Summer is in full swing. It’s a great time to play outside, splash in a sprinkler or head to the park. It’s also an easy time for children to overheat or get sunburned.

“Babies and children can overheat very quickly, often taking parents or caregivers by surprise,” said Mridua Naik, clinical nurse manager for the Pediatric Emergency Department at Adventist HealthCare Shady Grove Medical Center. “Pay close attention to kids and the weather, and take the necessary precautions to keep everyone safe and cool all summer long.”

Top sun safety tips:

  1. Always wear sunscreen. It may not be their favorite, but babies and children should always wear sunscreen when outside.
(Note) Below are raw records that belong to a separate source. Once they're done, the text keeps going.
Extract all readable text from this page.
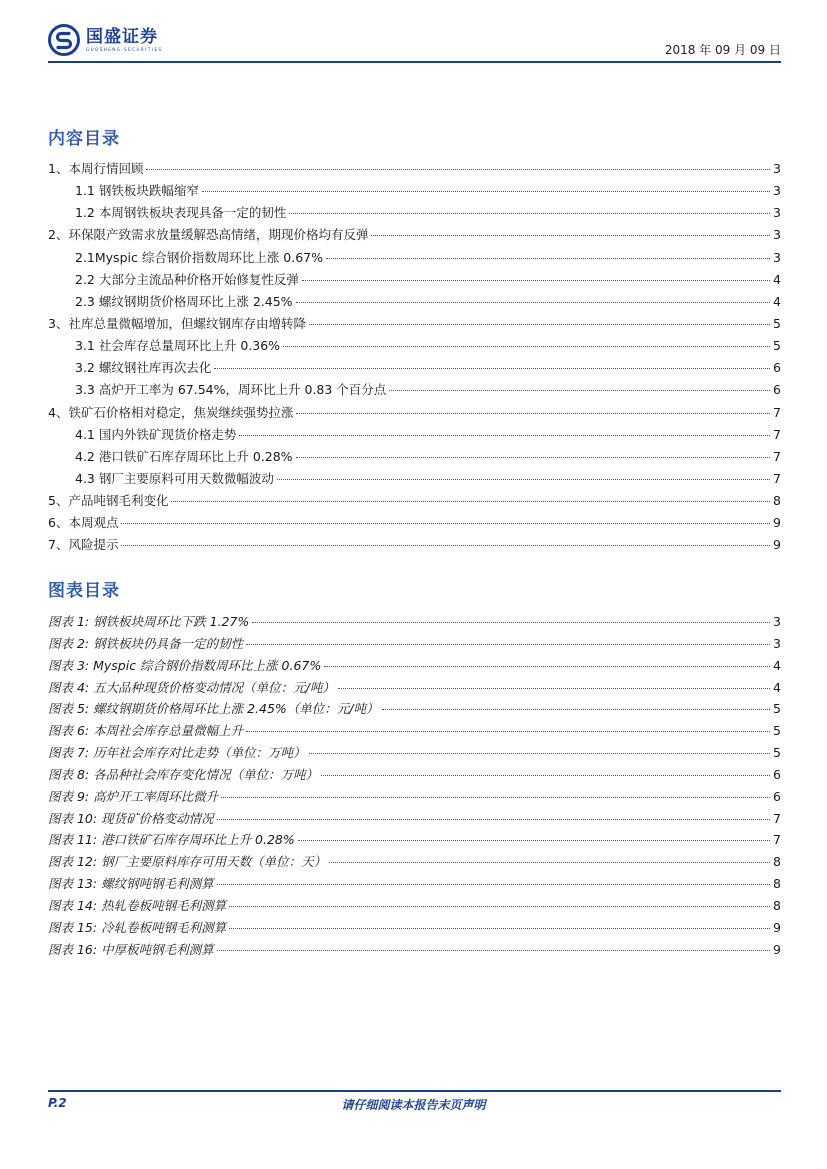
国盛证券
GUOSHENG SECURITIES	2018 年 09 月 09 日
内容目录
1、本周行情回顾	3
1.1 钢铁板块跌幅缩窄	3
1.2 本周钢铁板块表现具备一定的韧性	3
2、环保限产致需求放量缓解恐高情绪，期现价格均有反弹	3
2.1Myspic 综合钢价指数周环比上涨 0.67%	3
2.2 大部分主流品种价格开始修复性反弹	4
2.3 螺纹钢期货价格周环比上涨 2.45%	4
3、社库总量微幅增加，但螺纹钢库存由增转降	5
3.1 社会库存总量周环比上升 0.36%	5
3.2 螺纹钢社库再次去化	6
3.3 高炉开工率为 67.54%，周环比上升 0.83 个百分点	6
4、铁矿石价格相对稳定，焦炭继续强势拉涨	7
4.1 国内外铁矿现货价格走势	7
4.2 港口铁矿石库存周环比上升 0.28%	7
4.3 钢厂主要原料可用天数微幅波动	7
5、产品吨钢毛利变化	8
6、本周观点	9
7、风险提示	9
图表目录
图表 1: 钢铁板块周环比下跌 1.27%	3
图表 2: 钢铁板块仍具备一定的韧性	3
图表 3: Myspic 综合钢价指数周环比上涨 0.67%	4
图表 4: 五大品种现货价格变动情况（单位：元/吨）	4
图表 5: 螺纹钢期货价格周环比上涨 2.45%（单位：元/吨）	5
图表 6: 本周社会库存总量微幅上升	5
图表 7: 历年社会库存对比走势（单位：万吨）	5
图表 8: 各品种社会库存变化情况（单位：万吨）	6
图表 9: 高炉开工率周环比微升	6
图表 10: 现货矿价格变动情况	7
图表 11: 港口铁矿石库存周环比上升 0.28%	7
图表 12: 钢厂主要原料库存可用天数（单位：天）	8
图表 13: 螺纹钢吨钢毛利测算	8
图表 14: 热轧卷板吨钢毛利测算	8
图表 15: 冷轧卷板吨钢毛利测算	9
图表 16: 中厚板吨钢毛利测算	9
P.2	请仔细阅读本报告末页声明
Babies can generally use sunscreen at 6 months, but be sure to check with your pediatrician first.
    Read directions carefully, as sunscreens can vary greatly. Even the same brands can have different directions depending on the type you’ve purchased.
  2. Avoid the mid-day sun. Head out to play early in the morning, or in the evening. The sun is the hottest from 10-4, so try to avoid being in the sun during those hours.
  3. Stay hydrated. Keep water on hand for kids, and be sure babies are nursing or taking their bottles. You can give babies older than 6 months a few sips of water between feedings if they are outside in the heat.
  4. Never leave children in a car. Children in cars can overheat very quickly, even in just a few minutes.
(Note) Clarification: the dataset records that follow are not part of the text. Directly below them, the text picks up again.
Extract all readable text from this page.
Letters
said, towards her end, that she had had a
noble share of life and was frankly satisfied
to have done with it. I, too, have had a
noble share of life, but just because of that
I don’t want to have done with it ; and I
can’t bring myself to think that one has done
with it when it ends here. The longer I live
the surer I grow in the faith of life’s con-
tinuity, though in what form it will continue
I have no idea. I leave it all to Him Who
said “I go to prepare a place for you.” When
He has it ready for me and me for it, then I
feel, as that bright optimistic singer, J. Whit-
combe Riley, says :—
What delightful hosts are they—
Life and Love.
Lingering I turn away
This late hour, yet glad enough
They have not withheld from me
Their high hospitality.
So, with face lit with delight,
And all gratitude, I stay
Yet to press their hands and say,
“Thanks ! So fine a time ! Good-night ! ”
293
When you are outside playing in the heat, be sure to keep an eye out for warning signs your little ones are getting too hot.
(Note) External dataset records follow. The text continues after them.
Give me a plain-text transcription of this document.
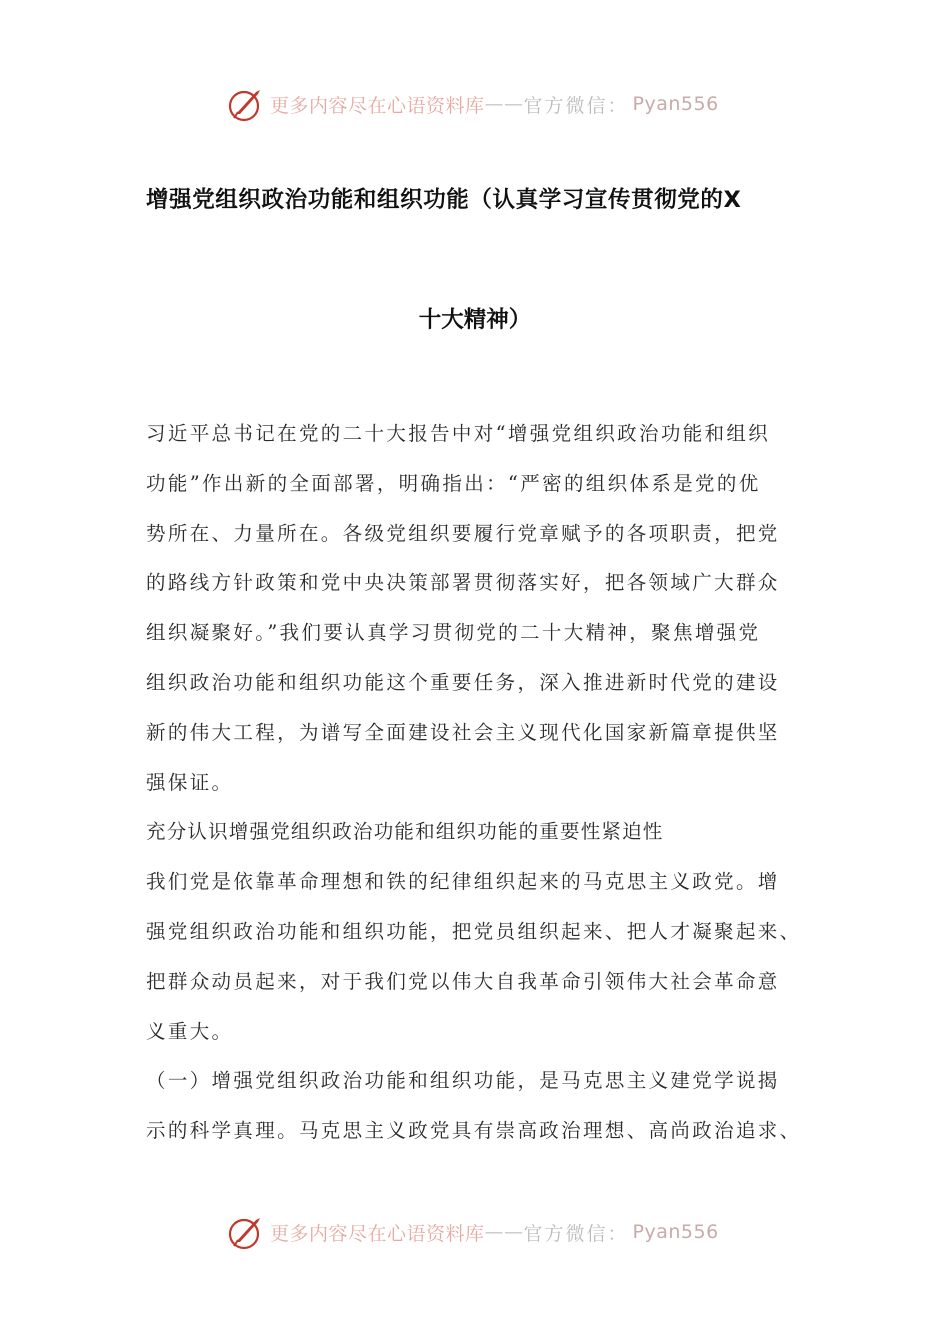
更多内容尽在心语资料库 —— 官方微信： Pyan556
增强党组织政治功能和组织功能（认真学习宣传贯彻党的X
十大精神）
习近平总书记在党的二十大报告中对“增强党组织政治功能和组织
功能”作出新的全面部署，明确指出：“严密的组织体系是党的优
势所在、力量所在。各级党组织要履行党章赋予的各项职责，把党
的路线方针政策和党中央决策部署贯彻落实好，把各领域广大群众
组织凝聚好。”我们要认真学习贯彻党的二十大精神，聚焦增强党
组织政治功能和组织功能这个重要任务，深入推进新时代党的建设
新的伟大工程，为谱写全面建设社会主义现代化国家新篇章提供坚
强保证。
充分认识增强党组织政治功能和组织功能的重要性紧迫性
我们党是依靠革命理想和铁的纪律组织起来的马克思主义政党。增
强党组织政治功能和组织功能，把党员组织起来、把人才凝聚起来、
把群众动员起来，对于我们党以伟大自我革命引领伟大社会革命意
义重大。
（一）增强党组织政治功能和组织功能，是马克思主义建党学说揭
示的科学真理。马克思主义政党具有崇高政治理想、高尚政治追求、
更多内容尽在心语资料库 —— 官方微信： Pyan556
If your child demonstrates any of the following symptoms, it’s time to head inside and cool down.

  • Irritability
  • Flushed or red skin
  • Not listening
  • Refusing to drink
  • Dark-colored urine
  • Headache

A heat stroke can happen quickly when playing in the summer heat without proper precautions. If your child experiences any of the following, seek medical help immediately:

  • Fainting
  • Throbbing headache
  • Vomiting
  • Rapid breathing
  • Unconsciousness
  • Lethargy
  • Confusion
  • Seizures
  • Rapid heartbeat

Stay cool and safe this summer. Be sure to speak with your pediatrician about any additional heat and sun safety tips for your children.